Quantitative computed tomography-derived clusters: redefining airway remodeling in asthmatic patients.
Gupta S., Hartley R., Khan UT., Singapuri A., Hargadon B., Monteiro W., Pavord ID., Sousa AR., Marshall RP., Subramanian D., Parr D., Entwisle JJ., Siddiqui S., Raj V., Brightling CE.

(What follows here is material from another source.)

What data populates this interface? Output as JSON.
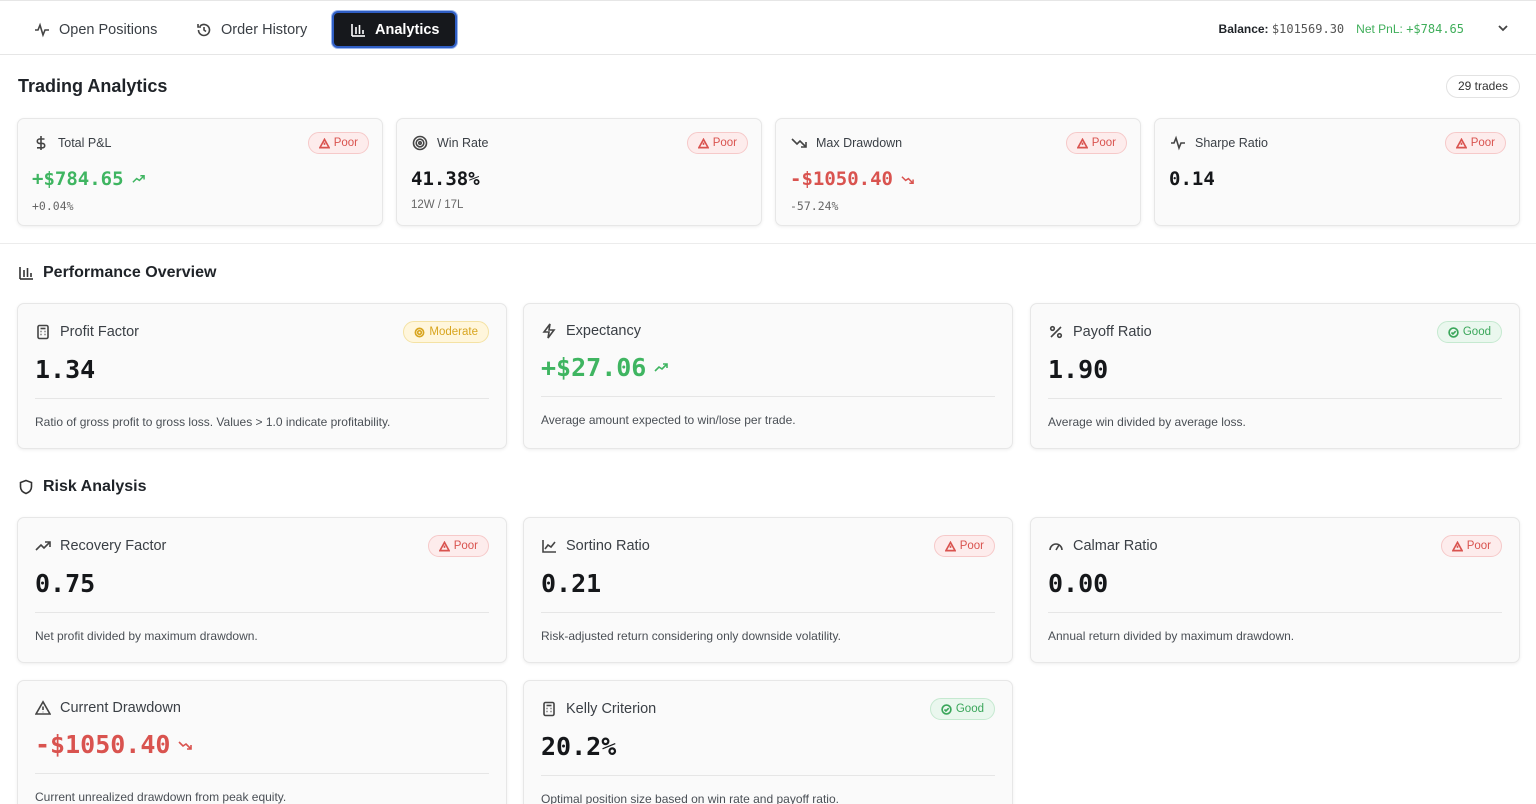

BACKGROUND: Asthma heterogeneity is multidimensional and requires additional tools to unravel its complexity. Computed tomography (CT)-assessed proximal airway remodeling and air trapping in asthmatic patients might provide new insights into underlying disease mechanisms. OBJECTIVES: The aim of this study was to explore novel, quantitative, CT-determined asthma phenotypes. METHODS: Sixty-five asthmatic patients and 30 healthy subjects underwent detailed clinical, physiologic characterization and quantitative CT analysis. Factor and cluster analysis techniques were used to determine 3 novel, quantitative, CT-based asthma phenotypes. RESULTS: Patients with severe and mild-to-moderate asthma demonstrated smaller mean right upper lobe apical segmental bronchus (RB1) lumen volume (LV) in comparison with healthy control subjects (272.3 mm(3) [SD, 112.6 mm(3)], 259.0 mm(3) [SD, 53.3 mm(3)], 366.4 mm(3) [SD, 195.3 mm(3)], respectively; P = .007) but no difference in RB1 wall volume (WV). Air trapping measured based on mean lung density expiratory/inspiratory ratio was greater in patients with severe and mild-to-moderate asthma compared with that seen in healthy control subjects (0.861 [SD, 0.05)], 0.866 [SD, 0.07], and 0.830 [SD, 0.06], respectively; P = .04). The fractal dimension of the segmented airway tree was less in asthmatic patients compared with that seen in control subjects (P = .007). Three novel, quantitative, CT-based asthma clusters were identified, all of which demonstrated air trapping. Cluster 1 demonstrates increased RB1 WV and RB1 LV but decreased RB1 percentage WV. On the contrary, cluster 3 subjects have the smallest RB1 WV and LV values but the highest RB1 percentage WV values. There is a lack of proximal airway remodeling in cluster 2 subjects. CONCLUSIONS: Quantitative CT analysis provides a new perspective in asthma phenotyping, which might prove useful in patient selection for novel therapies.